If Watkins' campaign had raised more money he could respond on TV before early voting begins next week to counter the impact of this endorsement and Hawk's TV ad promising to restore voters' "trust" in the office. Instead, he must continue bleeding through the weekend and hope that Wendy Davis' campaign can generate extra Democratic turnout where he cannot. Watkins' re-election in 2010 was decided on turnout and straight ticket voting. If Susan Hawk and the Dallas Morning News convince 10,000 Democrats county-wide to split tickets in the DA's race ... well, let's just say Watkins campaign team should be in a private panic right about now. He's still probably the betting favorite given recent Dallas County electoral trends. But Watkins faces greater danger than in 2010, and there's a lot less he can do about it in the final month compared to four years ago.

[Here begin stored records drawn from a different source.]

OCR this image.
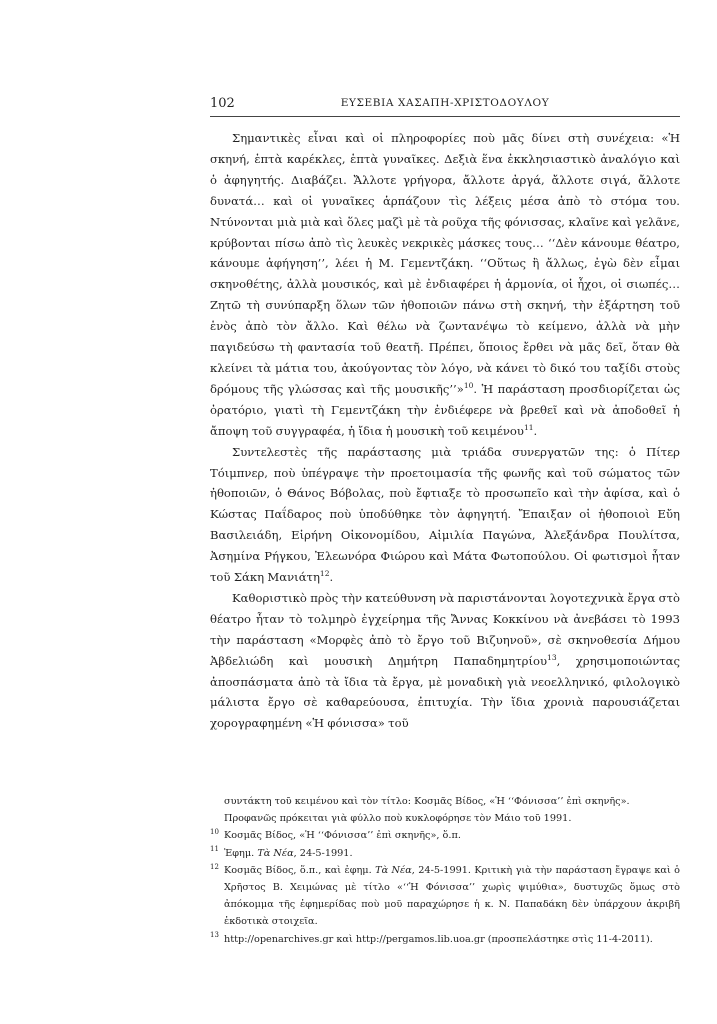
102	ΕΥΣΕΒΙΑ ΧΑΣΑΠΗ-ΧΡΙΣΤΟΔΟΥΛΟΥ

Σημαντικὲς εἶναι καὶ οἱ πληροφορίες ποὺ μᾶς δίνει στὴ συνέχεια: «Ἡ σκηνή, ἑπτὰ καρέκλες, ἑπτὰ γυναῖκες. Δεξιὰ ἕνα ἐκκλησιαστικὸ ἀναλόγιο καὶ ὁ ἀφηγητής. Διαβάζει. Ἄλλοτε γρήγορα, ἄλλοτε ἀργά, ἄλλοτε σιγά, ἄλλοτε δυνατά… καὶ οἱ γυναῖκες ἁρπάζουν τὶς λέξεις μέσα ἀπὸ τὸ στόμα του. Ντύνονται μιὰ μιὰ καὶ ὅλες μαζὶ μὲ τὰ ροῦχα τῆς φόνισσας, κλαῖνε καὶ γελᾶνε, κρύβονται πίσω ἀπὸ τὶς λευκὲς νεκρικὲς μάσκες τους… ‘‘Δὲν κάνουμε θέατρο, κάνουμε ἀφήγηση’’, λέει ἡ Μ. Γεμεντζάκη. ‘‘Οὕτως ἢ ἄλλως, ἐγὼ δὲν εἶμαι σκηνοθέτης, ἀλλὰ μουσικός, καὶ μὲ ἐνδιαφέρει ἡ ἁρμονία, οἱ ἦχοι, οἱ σιωπές… Ζητῶ τὴ συνύπαρξη ὅλων τῶν ἠθοποιῶν πάνω στὴ σκηνή, τὴν ἐξάρτηση τοῦ ἑνὸς ἀπὸ τὸν ἄλλο. Καὶ θέλω νὰ ζωντανέψω τὸ κείμενο, ἀλλὰ νὰ μὴν παγιδεύσω τὴ φαντασία τοῦ θεατῆ. Πρέπει, ὅποιος ἔρθει νὰ μᾶς δεῖ, ὅταν θὰ κλείνει τὰ μάτια του, ἀκούγοντας τὸν λόγο, νὰ κάνει τὸ δικό του ταξίδι στοὺς δρόμους τῆς γλώσσας καὶ τῆς μουσικῆς’’»$^{10}$. Ἡ παράσταση προσδιορίζεται ὡς ὀρατόριο, γιατὶ τὴ Γεμεντζάκη τὴν ἐνδιέφερε νὰ βρεθεῖ καὶ νὰ ἀποδοθεῖ ἡ ἄποψη τοῦ συγγραφέα, ἡ ἴδια ἡ μουσικὴ τοῦ κειμένου$^{11}$.

Συντελεστὲς τῆς παράστασης μιὰ τριάδα συνεργατῶν της: ὁ Πίτερ Τόιμπνερ, ποὺ ὑπέγραψε τὴν προετοιμασία τῆς φωνῆς καὶ τοῦ σώματος τῶν ἠθοποιῶν, ὁ Θάνος Βόβολας, ποὺ ἔφτιαξε τὸ προσωπεῖο καὶ τὴν ἀφίσα, καὶ ὁ Κώστας Παΐδαρος ποὺ ὑποδύθηκε τὸν ἀφηγητή. Ἔπαιξαν οἱ ἠθοποιοὶ Εὔη Βασιλειάδη, Εἰρήνη Οἰκονομίδου, Αἰμιλία Παγώνα, Ἀλεξάνδρα Πουλίτσα, Ἀσημίνα Ρήγκου, Ἐλεωνόρα Φιώρου καὶ Μάτα Φωτοπούλου. Οἱ φωτισμοὶ ἦταν τοῦ Σάκη Μανιάτη$^{12}$.

Καθοριστικὸ πρὸς τὴν κατεύθυνση νὰ παριστάνονται λογοτεχνικὰ ἔργα στὸ θέατρο ἦταν τὸ τολμηρὸ ἐγχείρημα τῆς Ἄννας Κοκκίνου νὰ ἀνεβάσει τὸ 1993 τὴν παράσταση «Μορφὲς ἀπὸ τὸ ἔργο τοῦ Βιζυηνοῦ», σὲ σκηνοθεσία Δήμου Ἀβδελιώδη καὶ μουσικὴ Δημήτρη Παπαδημητρίου$^{13}$, χρησιμοποιώντας ἀποσπάσματα ἀπὸ τὰ ἴδια τὰ ἔργα, μὲ μοναδικὴ γιὰ νεοελληνικό, φιλολογικὸ μάλιστα ἔργο σὲ καθαρεύουσα, ἐπιτυχία. Τὴν ἴδια χρονιὰ παρουσιάζεται χορογραφημένη «Ἡ φόνισσα» τοῦ

συντάκτη τοῦ κειμένου καὶ τὸν τίτλο: Κοσμᾶς Βίδος, «Ἡ ‘‘Φόνισσα’’ ἐπὶ σκηνῆς».
Προφανῶς πρόκειται γιὰ φύλλο ποὺ κυκλοφόρησε τὸν Μάιο τοῦ 1991.

10 Κοσμᾶς Βίδος, «Ἡ ‘‘Φόνισσα’’ ἐπὶ σκηνῆς», ὅ.π.

11 Ἐφημ. Τὰ Νέα, 24-5-1991.

12 Κοσμᾶς Βίδος, ὅ.π., καὶ ἐφημ. Τὰ Νέα, 24-5-1991. Κριτικὴ γιὰ τὴν παράσταση ἔγραψε καὶ ὁ Χρῆστος Β. Χειμώνας μὲ τίτλο «‘‘Ἡ Φόνισσα’’ χωρὶς ψιμύθια», δυστυχῶς ὅμως στὸ ἀπόκομμα τῆς ἐφημερίδας ποὺ μοῦ παραχώρησε ἡ κ. Ν. Παπαδάκη δὲν ὑπάρχουν ἀκριβῆ ἐκδοτικὰ στοιχεῖα.

13 http://openarchives.gr καὶ http://pergamos.lib.uoa.gr (προσπελάστηκε στὶς 11-4-2011).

Watkins' position is further weakened because of his strategy of using his prosecutors to primary Democratic judges he didn't like, a method that was in several cases successful and left factions of the party particularly upset with him. He also ran his first assistant in a failed bid for Dallas County Democratic Party Chair, which forced Democratic leaders county-wide to already choose to oppose him once this year. If just a few of them still feel bitter and defect in the secrecy of the voting booth, a close watcher of the Dallas vote count wouldn't be surprised at an upset.

Having performed opposition research in dozens of political campaigns, at this point I've broken out the popcorn and am watching the three big DA's races - Dallas, Harris, Bexar - mainly for the entertainment value. There's nothing I can do about them in these closing weeks and the voters' whimsy does not respond to reasoned argument. Watkins has done a lot of things I liked, even admired, but he's also brought virtually all of his present problems on himself. His fate is up to Dallas voters, now ... God help us all.

RELATED: Mike Hashimoto at the Dallas News liked this blog post, writing an appreciation on the DMN Opinion Blog. TANGENTIALLY RELATED: See the Texas Tribune's coverage of the Bexar DA's race, made more competitive by a single donor dumping nearly $700K into the coffers of the Democratic challenger.